Yes, I expect the times to be better in the next release. But the PR would still be very useful, as it addresses separate concerns.

1 Like

Yes we need the PrecompilationTools step, but we also need to setup FunctionWrappers.jl a la what’s described in this blog post:

https://sciml.ai/news/2022/09/21/compile_time

Since we need both, we might as well have someone start doing to the PrecompilationTools step. The function wrapping part is a bit more intense will likely need me or @Vaibhavdixit02 to get involved.

1 Like

Got it, thanks for the info.
Before submitting the PrecompilationTools PR, would you please let me know, what’s with the matrix size thing?

1 Like

I’d need to see the ProfileView flame graph of what’s dropped in the compilation.

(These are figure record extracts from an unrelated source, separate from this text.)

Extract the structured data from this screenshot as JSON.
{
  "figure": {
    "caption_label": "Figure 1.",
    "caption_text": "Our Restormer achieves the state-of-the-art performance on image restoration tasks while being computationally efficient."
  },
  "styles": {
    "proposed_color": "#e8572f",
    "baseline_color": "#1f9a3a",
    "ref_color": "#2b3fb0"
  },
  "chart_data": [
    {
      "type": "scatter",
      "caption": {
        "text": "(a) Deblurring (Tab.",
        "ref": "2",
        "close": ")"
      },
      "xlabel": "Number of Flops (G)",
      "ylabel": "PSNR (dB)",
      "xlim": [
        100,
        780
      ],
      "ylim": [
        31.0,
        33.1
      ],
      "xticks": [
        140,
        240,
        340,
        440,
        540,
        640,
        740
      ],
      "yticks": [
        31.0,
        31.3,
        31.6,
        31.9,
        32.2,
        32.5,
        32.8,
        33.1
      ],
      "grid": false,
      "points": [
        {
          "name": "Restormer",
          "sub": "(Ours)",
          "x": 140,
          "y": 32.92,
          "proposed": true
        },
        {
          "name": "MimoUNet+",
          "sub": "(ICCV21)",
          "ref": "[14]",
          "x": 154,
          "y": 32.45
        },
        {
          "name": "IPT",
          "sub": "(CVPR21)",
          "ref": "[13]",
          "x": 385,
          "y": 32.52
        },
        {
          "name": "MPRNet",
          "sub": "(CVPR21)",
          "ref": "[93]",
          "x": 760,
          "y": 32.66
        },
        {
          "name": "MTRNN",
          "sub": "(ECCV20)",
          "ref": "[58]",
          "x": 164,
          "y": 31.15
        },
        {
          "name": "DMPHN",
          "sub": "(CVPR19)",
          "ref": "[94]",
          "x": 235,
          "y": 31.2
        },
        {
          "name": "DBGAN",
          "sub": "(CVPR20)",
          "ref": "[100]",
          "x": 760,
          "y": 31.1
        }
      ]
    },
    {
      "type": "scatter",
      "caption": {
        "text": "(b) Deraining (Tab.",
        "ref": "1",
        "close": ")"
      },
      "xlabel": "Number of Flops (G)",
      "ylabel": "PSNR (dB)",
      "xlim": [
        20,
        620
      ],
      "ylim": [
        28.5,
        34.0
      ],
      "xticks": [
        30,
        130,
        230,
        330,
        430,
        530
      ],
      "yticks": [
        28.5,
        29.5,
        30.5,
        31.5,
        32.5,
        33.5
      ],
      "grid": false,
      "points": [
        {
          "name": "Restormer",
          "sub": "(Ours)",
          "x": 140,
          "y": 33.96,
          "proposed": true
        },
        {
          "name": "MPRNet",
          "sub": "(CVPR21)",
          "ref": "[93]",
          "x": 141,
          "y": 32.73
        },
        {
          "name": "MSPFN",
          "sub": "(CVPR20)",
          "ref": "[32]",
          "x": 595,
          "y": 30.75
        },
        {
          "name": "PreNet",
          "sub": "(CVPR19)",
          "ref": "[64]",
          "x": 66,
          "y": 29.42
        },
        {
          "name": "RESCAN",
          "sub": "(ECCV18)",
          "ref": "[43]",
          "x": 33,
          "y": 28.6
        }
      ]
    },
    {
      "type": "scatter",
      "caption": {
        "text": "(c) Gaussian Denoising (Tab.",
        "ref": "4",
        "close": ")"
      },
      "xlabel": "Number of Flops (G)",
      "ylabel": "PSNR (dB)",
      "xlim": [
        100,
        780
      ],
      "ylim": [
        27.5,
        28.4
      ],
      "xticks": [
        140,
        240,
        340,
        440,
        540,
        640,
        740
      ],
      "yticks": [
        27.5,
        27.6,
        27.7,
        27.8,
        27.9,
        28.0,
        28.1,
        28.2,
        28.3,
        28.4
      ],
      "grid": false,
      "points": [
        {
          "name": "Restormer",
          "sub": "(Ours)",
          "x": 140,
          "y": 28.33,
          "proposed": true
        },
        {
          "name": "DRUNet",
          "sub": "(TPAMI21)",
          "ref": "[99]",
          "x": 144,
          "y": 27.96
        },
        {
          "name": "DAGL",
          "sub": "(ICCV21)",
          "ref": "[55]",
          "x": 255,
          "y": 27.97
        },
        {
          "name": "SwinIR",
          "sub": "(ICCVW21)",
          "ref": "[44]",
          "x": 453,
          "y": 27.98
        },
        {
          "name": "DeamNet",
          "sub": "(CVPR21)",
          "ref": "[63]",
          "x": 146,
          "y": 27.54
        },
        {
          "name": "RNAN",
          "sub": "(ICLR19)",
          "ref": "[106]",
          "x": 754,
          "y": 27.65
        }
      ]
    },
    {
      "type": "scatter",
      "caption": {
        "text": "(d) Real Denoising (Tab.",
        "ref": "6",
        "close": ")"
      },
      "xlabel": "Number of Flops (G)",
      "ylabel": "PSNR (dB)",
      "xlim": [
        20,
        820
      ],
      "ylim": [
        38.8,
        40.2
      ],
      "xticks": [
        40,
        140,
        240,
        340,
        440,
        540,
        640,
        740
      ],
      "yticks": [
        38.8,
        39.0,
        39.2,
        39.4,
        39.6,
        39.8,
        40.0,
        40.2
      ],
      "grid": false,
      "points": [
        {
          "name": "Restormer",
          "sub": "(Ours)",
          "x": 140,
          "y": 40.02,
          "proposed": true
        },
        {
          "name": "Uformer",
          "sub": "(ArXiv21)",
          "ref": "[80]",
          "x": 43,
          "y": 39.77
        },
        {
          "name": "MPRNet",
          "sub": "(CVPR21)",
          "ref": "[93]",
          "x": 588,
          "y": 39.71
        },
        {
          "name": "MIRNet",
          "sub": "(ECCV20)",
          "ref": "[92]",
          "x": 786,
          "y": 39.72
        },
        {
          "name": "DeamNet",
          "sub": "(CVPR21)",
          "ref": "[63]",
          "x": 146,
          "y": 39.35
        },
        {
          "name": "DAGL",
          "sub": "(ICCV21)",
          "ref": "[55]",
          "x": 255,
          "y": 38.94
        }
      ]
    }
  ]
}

My guess is that Optim may be taking a different code path for different sized vectors, but I’m not certain about it.

1 Like

Would this code do the job?

    using Optimization, OptimizationOptimJL
    
    function obj_f(x, p)
        A = p[1]
        b = p[2]
        return sum((A * x - b) .^ 2)
    end

    function solve_nonnegative_least_squares(A, b, solver)

        optf = Optimization.OptimizationFunction(obj_f, Optimization.AutoForwardDiff())
        prob = Optimization.OptimizationProblem(optf, ones(size(A, 2)), (A, b), lb=zeros(size(A, 2)), ub=Inf * ones(size(A, 2)))
        x = OptimizationOptimJL.solve(prob, solver, maxiters=5000, maxtime=100)

        return x
    end

    @profview  x = solve_nonnegative_least_squares(rand(4,4), rand(4), OptimizationOptimJL.LBFGS())
    @profview  x = solve_nonnegative_least_squares(rand(35,35), rand(35), OptimizationOptimJL.LBFGS())
    @profview  x = solve_nonnegative_least_squares(rand(35,10), rand(35), OptimizationOptimJL.LBFGS())

I’m afraid I’ve got no idea how to share the flame graph directly here without loosing too many of the details.

1 Like

Can you show a picture and summarize what the large chunks are?

1 Like

Not sure how to visualize such a big chart with FlameGraphs.jl, so here’s an mp4 of scrolling through the vscode visualization (for precompiling for a 4x4 matrix).

And afterwards, here’s a screenshot for 35x35:

And for 35x10:

(these come from the code in the post above)

1 Like

Are you profiling time or profiling the compilation snoop?

It should be the

using ProfileView
ProfileView.view(flamegraph(tinf))
1 Like

Sorry if it’s a silly question, but where do you get that “tinf” object from?

I tried to follow what’s written in the blogpost like:

using Optimization, OptimizationOptimJL, SnoopCompile, ProfileView

function obj_f(x, p)
    A = p[1]
    b = p[2]
    return sum((A * x - b) .^ 2)
end

function solve_nonnegative_least_squares(A, b, solver)

    optf = Optimization.OptimizationFunction(obj_f, Optimization.AutoForwardDiff())
    prob = Optimization.OptimizationProblem(optf, ones(size(A, 2)), (A, b), lb=zeros(size(A, 2)), ub=Inf * ones(size(A, 2)))
    x = OptimizationOptimJL.solve(prob, solver, maxiters=5000, maxtime=100)

    return x
end

tinf = @snoopi_deep solve_nonnegative_least_squares(rand(4, 4), rand(4), OptimizationOptimJL.LBFGS())
ProfileView.view(flamegraph(tinf))

but I get @snoopi_deep is not defined.

1 Like

Oh it was renamed to snoop inference

Makes sense then. I’ll have a look at it later today when I get to my laptop.